Always Be Prepared
Because you never know when you’ll need to hang a picture frame or fight off flesh-eating dead guys.
“Laugh at me, will you? HA! Who’s laughing now, suckers?”
Kurt, what are you going on about?
“It’s actually happening, Lisa.”
“The Zombie Apocalypse. It’s real.”
Are you out of your mind? Is that why you bought that Black and Decker 59-piece tool set and an entire pallet of MREs? I thought you were just stocking up in case of a tornado or an earthquake. But you built an entire underground bunker in our back yard because you think ZOMBIES are going to attack us?
“It was in the news! The police just shot and killed a guy who they caught eating another guy’s face! Hand me the long nose pliers, box of bits and cordless drill. I have to reinforce the hatch.”
That wasn’t a zombie, Kurt. It was a crazy junkie high on who-knows-what.

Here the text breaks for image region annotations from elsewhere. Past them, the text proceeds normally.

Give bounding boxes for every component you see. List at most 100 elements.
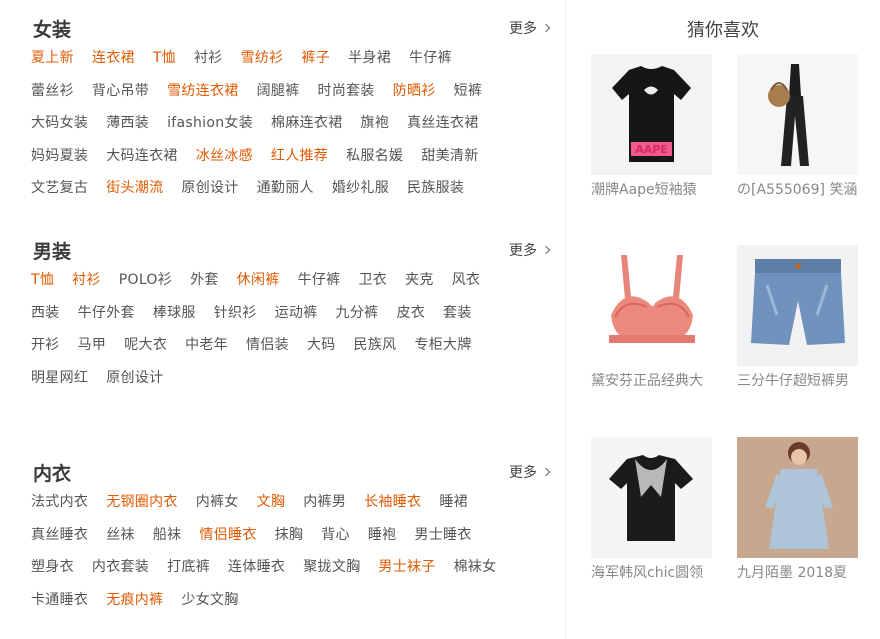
category-link[interactable]: 丝袜: [106, 525, 135, 545]
category-link[interactable]: 真丝睡衣: [31, 525, 88, 545]
category-link[interactable]: 睡袍: [368, 525, 397, 545]
product-image: [737, 437, 858, 558]
category-link[interactable]: 牛仔裤: [298, 270, 341, 290]
category-link[interactable]: 情侣装: [246, 335, 289, 355]
category-link[interactable]: ifashion女装: [167, 113, 253, 133]
category-link[interactable]: 背心: [321, 525, 350, 545]
product-card[interactable]: 九月陌墨 2018夏: [737, 437, 858, 582]
category-link[interactable]: 雪纺衫: [241, 48, 284, 68]
category-link[interactable]: 蕾丝衫: [31, 81, 74, 101]
category-link[interactable]: POLO衫: [119, 270, 172, 290]
category-link[interactable]: 运动裤: [275, 303, 318, 323]
category-link[interactable]: 长袖睡衣: [364, 492, 421, 512]
category-link[interactable]: 卫衣: [358, 270, 387, 290]
category-link[interactable]: 睡裙: [439, 492, 468, 512]
tag-list: T恤 衬衫 POLO衫 外套 休闲裤 牛仔裤 卫衣 夹克 风衣西装 牛仔外套 棒球服 针织衫 运动裤 九分…: [31, 270, 551, 400]
category-link[interactable]: 开衫: [31, 335, 60, 355]
category-link[interactable]: 裤子: [301, 48, 330, 68]
category-link[interactable]: 棒球服: [153, 303, 196, 323]
category-link[interactable]: T恤: [153, 48, 176, 68]
category-link[interactable]: 大码: [307, 335, 336, 355]
category-link[interactable]: 西装: [31, 303, 60, 323]
category-link[interactable]: 牛仔外套: [78, 303, 135, 323]
category-link[interactable]: T恤: [31, 270, 54, 290]
category-link[interactable]: 套装: [443, 303, 472, 323]
more-link[interactable]: 更多: [509, 242, 551, 260]
category-link[interactable]: 聚拢文胸: [303, 557, 360, 577]
category-link[interactable]: 原创设计: [181, 178, 238, 198]
category-link[interactable]: 通勤丽人: [257, 178, 314, 198]
category-panel: 女装 更多 夏上新 连衣裙 T恤 衬衫 雪纺衫 裤子 半身裙 牛仔裤 蕾丝衫 背心吊带 雪纺连衣裙阔…: [0, 0, 565, 639]
category-link[interactable]: 少女文胸: [181, 590, 238, 610]
category-link[interactable]: 半身裙: [348, 48, 391, 68]
category-link[interactable]: 外套: [190, 270, 219, 290]
category-link[interactable]: 民族服装: [407, 178, 464, 198]
product-name: 潮牌Aape短袖猿: [591, 182, 697, 198]
category-link[interactable]: 棉麻连衣裙: [271, 113, 343, 133]
category-link[interactable]: 马甲: [78, 335, 107, 355]
category-link[interactable]: 男士睡衣: [414, 525, 471, 545]
category-link[interactable]: 打底裤: [167, 557, 210, 577]
category-link[interactable]: 休闲裤: [237, 270, 280, 290]
category-link[interactable]: 红人推荐: [271, 146, 328, 166]
category-link[interactable]: 原创设计: [106, 368, 163, 388]
category-link[interactable]: 塑身衣: [31, 557, 74, 577]
category-link[interactable]: 私服名媛: [346, 146, 403, 166]
category-link[interactable]: 九分裤: [336, 303, 379, 323]
category-link[interactable]: 大码女装: [31, 113, 88, 133]
product-card[interactable]: 黛安芬正品经典大: [591, 245, 712, 390]
category-link[interactable]: 棉袜女: [454, 557, 497, 577]
tag-row: 明星网红 原创设计: [31, 368, 551, 401]
product-image: [591, 245, 712, 366]
category-link[interactable]: 风衣: [452, 270, 481, 290]
category-link[interactable]: 旗袍: [361, 113, 390, 133]
category-link[interactable]: 阔腿裤: [257, 81, 300, 101]
category-link[interactable]: 冰丝冰感: [196, 146, 253, 166]
category-link[interactable]: 皮衣: [396, 303, 425, 323]
product-card[interactable]: AAPE 潮牌Aape短袖猿: [591, 54, 712, 199]
category-link[interactable]: 牛仔裤: [409, 48, 452, 68]
category-link[interactable]: 大码连衣裙: [106, 146, 178, 166]
category-link[interactable]: 衬衫: [72, 270, 101, 290]
category-link[interactable]: 专柜大牌: [414, 335, 471, 355]
category-link[interactable]: 内衣套装: [92, 557, 149, 577]
category-link[interactable]: 妈妈夏装: [31, 146, 88, 166]
category-link[interactable]: 夏上新: [31, 48, 74, 68]
category-link[interactable]: 连衣裙: [92, 48, 135, 68]
category-link[interactable]: 法式内衣: [31, 492, 88, 512]
category-link[interactable]: 真丝连衣裙: [407, 113, 479, 133]
category-link[interactable]: 短裤: [454, 81, 483, 101]
category-link[interactable]: 针织衫: [214, 303, 257, 323]
category-link[interactable]: 连体睡衣: [228, 557, 285, 577]
category-link[interactable]: 呢大衣: [124, 335, 167, 355]
category-link[interactable]: 街头潮流: [106, 178, 163, 198]
category-link[interactable]: 夹克: [405, 270, 434, 290]
category-link[interactable]: 背心吊带: [92, 81, 149, 101]
category-link[interactable]: 文胸: [257, 492, 286, 512]
product-card[interactable]: の[A555069] 笑涵: [737, 54, 858, 199]
more-link[interactable]: 更多: [509, 464, 551, 482]
category-link[interactable]: 无痕内裤: [106, 590, 163, 610]
category-link[interactable]: 男士袜子: [378, 557, 435, 577]
category-link[interactable]: 船袜: [153, 525, 182, 545]
category-link[interactable]: 雪纺连衣裙: [167, 81, 239, 101]
category-link[interactable]: 内裤女: [196, 492, 239, 512]
product-card[interactable]: 海军韩风chic圆领: [591, 437, 712, 582]
category-link[interactable]: 内裤男: [303, 492, 346, 512]
category-link[interactable]: 无钢圈内衣: [106, 492, 178, 512]
category-link[interactable]: 卡通睡衣: [31, 590, 88, 610]
category-link[interactable]: 甜美清新: [421, 146, 478, 166]
category-link[interactable]: 婚纱礼服: [332, 178, 389, 198]
product-card[interactable]: 三分牛仔超短裤男: [737, 245, 858, 390]
category-link[interactable]: 薄西装: [106, 113, 149, 133]
category-link[interactable]: 明星网红: [31, 368, 88, 388]
category-link[interactable]: 防晒衫: [393, 81, 436, 101]
category-link[interactable]: 时尚套装: [318, 81, 375, 101]
category-link[interactable]: 文艺复古: [31, 178, 88, 198]
category-link[interactable]: 衬衫: [194, 48, 223, 68]
category-link[interactable]: 民族风: [354, 335, 397, 355]
category-link[interactable]: 抹胸: [275, 525, 304, 545]
category-link[interactable]: 中老年: [185, 335, 228, 355]
more-link[interactable]: 更多: [509, 20, 551, 38]
category-link[interactable]: 情侣睡衣: [199, 525, 256, 545]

“That’s what they want us to believe! You think they’re just gonna come right out and say it’s zombies? It would be total chaos. Could you hand me the tape measure, please? I want to see how far I can chuck this hammer.”
What is … is that a mannequin?
“No, it’s a crash test zombie. Let’s see how it holds up to a massive blow to the head.”
My God. You really have lost it. Why are you laughing?
“Because I just remembered what year it is. Touché, Mayans. Touché.”